Treasury Secretary Janet Yellen said last week she's encouraged by recent data on inflation and jobs, but conceded the economy is at risk of recession.
The European Central Bank and the Bank of England are each projected to hike by a half basis point when they deliver decisions a day after the Fed.
The nascent year's tech resurgence gave the Nasdaq 100 its best week since November - with Tesla Inc. and Facebook parent Meta Platforms Inc. climbing at least 3% Friday. The gauge also notched its fourth straight weekly advance. That's even after a bleak forecast from Intel Corp. that followed recent worrisome remarks from Microsoft Corp. and Texas Instruments Inc.
Elsewhere in markets, a gauge of dollar strength was little changed on Monday and Group-of-10 currencies traded in relatively narrow ranges. The onshore yuan rallied in a catchup move.
Benchmark 10-year Treasury yields rose about one basis point. Rates on government bonds in Australia had similar moves.
Meanwhile, hedge funds are betting this year's stellar start for Treasuries is too good to last, quietly building up the biggest bearish bet on bond futures on record.
An aggregate measure of net-short non-commercial positions across all Treasuries maturities has hit 2.4 million contracts, according to the latest data from the Commodity Futures Trading Commission as of Jan. 24.

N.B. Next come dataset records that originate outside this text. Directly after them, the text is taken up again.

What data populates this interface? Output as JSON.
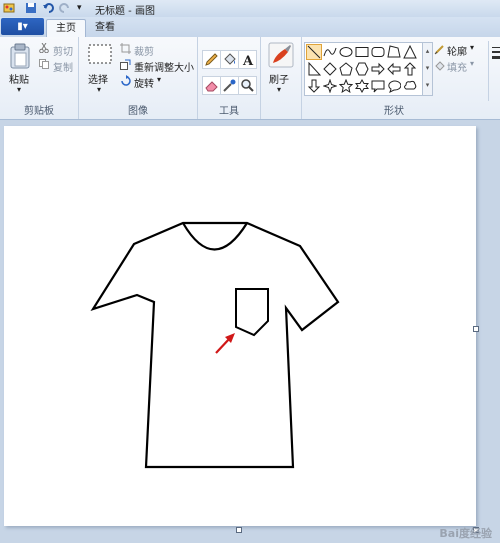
{
  "titlebar": {
    "title": "无标题 - 画图"
  },
  "tabs": {
    "file_label": "▮▾",
    "home": "主页",
    "view": "查看"
  },
  "clipboard": {
    "paste": "粘贴",
    "cut": "剪切",
    "copy": "复制",
    "group": "剪贴板"
  },
  "image": {
    "select": "选择",
    "crop": "裁剪",
    "resize": "重新调整大小",
    "rotate": "旋转",
    "group": "图像"
  },
  "tools": {
    "group": "工具"
  },
  "brushes": {
    "label": "刷子"
  },
  "shapes": {
    "outline": "轮廓",
    "fill": "填充",
    "group": "形状"
  },
  "watermark": "Bai度经验"
}
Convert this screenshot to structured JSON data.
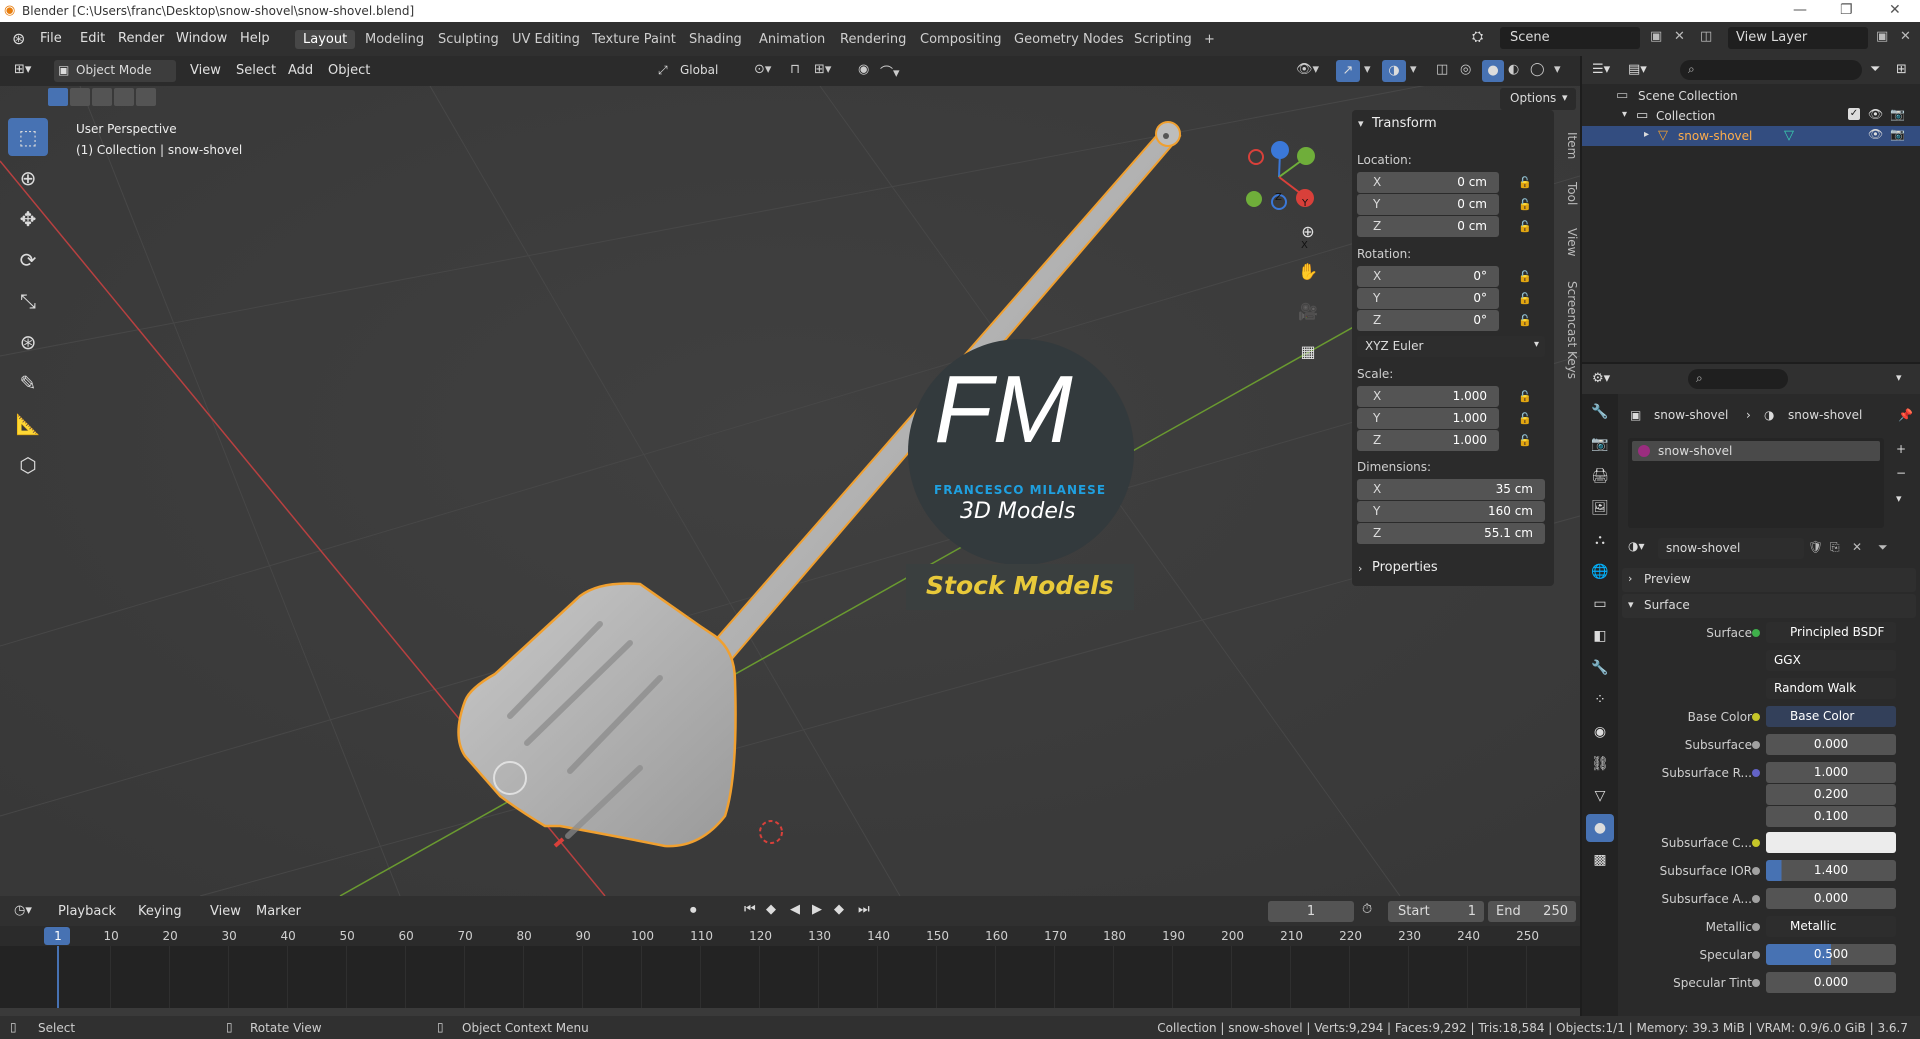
{
  "window": {
    "title": "Blender [C:\\Users\\franc\\Desktop\\snow-shovel\\snow-shovel.blend]",
    "minimize": "—",
    "restore": "❐",
    "close": "✕"
  },
  "menubar": {
    "items": [
      "File",
      "Edit",
      "Render",
      "Window",
      "Help"
    ]
  },
  "workspaces": {
    "tabs": [
      "Layout",
      "Modeling",
      "Sculpting",
      "UV Editing",
      "Texture Paint",
      "Shading",
      "Animation",
      "Rendering",
      "Compositing",
      "Geometry Nodes",
      "Scripting"
    ],
    "active": "Layout",
    "add": "+"
  },
  "scene": {
    "label": "Scene",
    "view_layer": "View Layer"
  },
  "viewport_header": {
    "mode": "Object Mode",
    "menus": [
      "View",
      "Select",
      "Add",
      "Object"
    ],
    "transform_orientation": "Global",
    "options": "Options"
  },
  "viewport": {
    "perspective_label": "User Perspective",
    "collection_label": "(1) Collection | snow-shovel",
    "watermark_letters": "FM",
    "watermark_name": "FRANCESCO MILANESE",
    "watermark_sub": "3D Models",
    "watermark_stock": "Stock Models",
    "gizmo_axes": [
      "X",
      "Y",
      "Z"
    ]
  },
  "npanel": {
    "title": "Transform",
    "location_label": "Location:",
    "location": [
      {
        "axis": "X",
        "value": "0 cm"
      },
      {
        "axis": "Y",
        "value": "0 cm"
      },
      {
        "axis": "Z",
        "value": "0 cm"
      }
    ],
    "rotation_label": "Rotation:",
    "rotation": [
      {
        "axis": "X",
        "value": "0°"
      },
      {
        "axis": "Y",
        "value": "0°"
      },
      {
        "axis": "Z",
        "value": "0°"
      }
    ],
    "rotation_mode": "XYZ Euler",
    "scale_label": "Scale:",
    "scale": [
      {
        "axis": "X",
        "value": "1.000"
      },
      {
        "axis": "Y",
        "value": "1.000"
      },
      {
        "axis": "Z",
        "value": "1.000"
      }
    ],
    "dimensions_label": "Dimensions:",
    "dimensions": [
      {
        "axis": "X",
        "value": "35 cm"
      },
      {
        "axis": "Y",
        "value": "160 cm"
      },
      {
        "axis": "Z",
        "value": "55.1 cm"
      }
    ],
    "properties": "Properties",
    "side_tabs": [
      "Item",
      "Tool",
      "View",
      "Screencast Keys"
    ]
  },
  "timeline": {
    "menus": [
      "Playback",
      "Keying",
      "View",
      "Marker"
    ],
    "current_frame": "1",
    "start_label": "Start",
    "start": "1",
    "end_label": "End",
    "end": "250",
    "ruler": [
      "1",
      "10",
      "20",
      "30",
      "40",
      "50",
      "60",
      "70",
      "80",
      "90",
      "100",
      "110",
      "120",
      "130",
      "140",
      "150",
      "160",
      "170",
      "180",
      "190",
      "200",
      "210",
      "220",
      "230",
      "240",
      "250"
    ]
  },
  "statusbar": {
    "select": "Select",
    "rotate": "Rotate View",
    "context": "Object Context Menu",
    "stats": "Collection | snow-shovel | Verts:9,294 | Faces:9,292 | Tris:18,584 | Objects:1/1 | Memory: 39.3 MiB | VRAM: 0.9/6.0 GiB | 3.6.7"
  },
  "outliner": {
    "scene_collection": "Scene Collection",
    "collection": "Collection",
    "object": "snow-shovel"
  },
  "properties": {
    "breadcrumb_object": "snow-shovel",
    "breadcrumb_material": "snow-shovel",
    "material_slot": "snow-shovel",
    "material_name": "snow-shovel",
    "preview": "Preview",
    "surface_section": "Surface",
    "rows": [
      {
        "label": "Surface",
        "value": "Principled BSDF",
        "dot": "#3fb04b"
      },
      {
        "label": "",
        "value": "GGX"
      },
      {
        "label": "",
        "value": "Random Walk"
      },
      {
        "label": "Base Color",
        "value": "Base Color",
        "dot": "#c7c729"
      },
      {
        "label": "Subsurface",
        "value": "0.000",
        "dot": "#a1a1a1"
      },
      {
        "label": "Subsurface R...",
        "value": "1.000",
        "dot": "#6363c7"
      },
      {
        "label": "",
        "value": "0.200"
      },
      {
        "label": "",
        "value": "0.100"
      },
      {
        "label": "Subsurface C...",
        "value": "",
        "dot": "#c7c729"
      },
      {
        "label": "Subsurface IOR",
        "value": "1.400",
        "dot": "#a1a1a1"
      },
      {
        "label": "Subsurface A...",
        "value": "0.000",
        "dot": "#a1a1a1"
      },
      {
        "label": "Metallic",
        "value": "Metallic",
        "dot": "#a1a1a1"
      },
      {
        "label": "Specular",
        "value": "0.500",
        "dot": "#a1a1a1"
      },
      {
        "label": "Specular Tint",
        "value": "0.000",
        "dot": "#a1a1a1"
      }
    ]
  },
  "colors": {
    "accent": "#4772b3",
    "selection_outline": "#f0a030",
    "x_axis": "#d9403a",
    "y_axis": "#6fae3a",
    "z_axis": "#3b78d8",
    "watermark_blue": "#1fa0e0",
    "watermark_yellow": "#e8c93a"
  }
}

Oil fluctuated and gold slid after eking out a sixth weekly gain.
Key events this week:
International Monetary Fund's world economic outlook, Monday
China industrial profits, PMIs, Tuesday
Eurozone GDP, Tuesday
US Conference Board consumer confidence, Tuesday
Earnings Tuesday include: UBS, Unicredit, Snap and Advanced Micro Devices
Eurozone Manufacturing PMI, CPI, unemployment, Wednesday
US construction spending, ISM Manufacturing, light vehicle sales, Wednesday
FOMC rate decision, Fed Chair Jerome Powell press conference, Wednesday
Earnings Wednesday include: Meta Platforms and Peloton Interactive
Eurozone ECB rate decision, President Christine Lagarde press conference, Thursday
UK BOE rate decision, Thursday
US factory orders, initial jobless claims, US durable goods, Thursday
Earnings Thursday include: Alphabet, Apple, Amazon, Qualcomm and Deutsche Bank and Santander
Eurozone S&P Global Eurozone Services PMI, PPI, Friday
US unemployment, nonfarm payrolls, Friday
Some of the main moves in markets:
S&P 500 futures fell 0.3% as of 12:19 p.m. Tokyo time.
Nasdaq 100 futures fell 0.4%
Japan's Topix rose 0.1%
Australia's S&P/ASX 200 was little changed
Hong Kong's Hang Seng fell 1.3%
The Shanghai Composite rose 0.6%
Euro Stoxx 50 futures fell 0.3%
The Bloomberg Dollar Spot Index was little changed
The euro was little changed at $1.0867
The Japanese yen fell 0.2% to 130.13 per dollar
The offshore yuan was little changed at 6.7549 per dollar
The Australian dollar fell 0.1% to $0.7090
Bitcoin fell 0.5% to $23,671.08
Ether fell 0.3% to $1,638.11
The yield on 10-year Treasuries advanced one basis point to 3.52%
Australia's 10-year yield was little changed at 3.57%
West Texas Intermediate crude was little changed
Spot gold fell 0.1% to $1,925.45 an ounce
This story was produced with the assistance of Bloomberg Automation.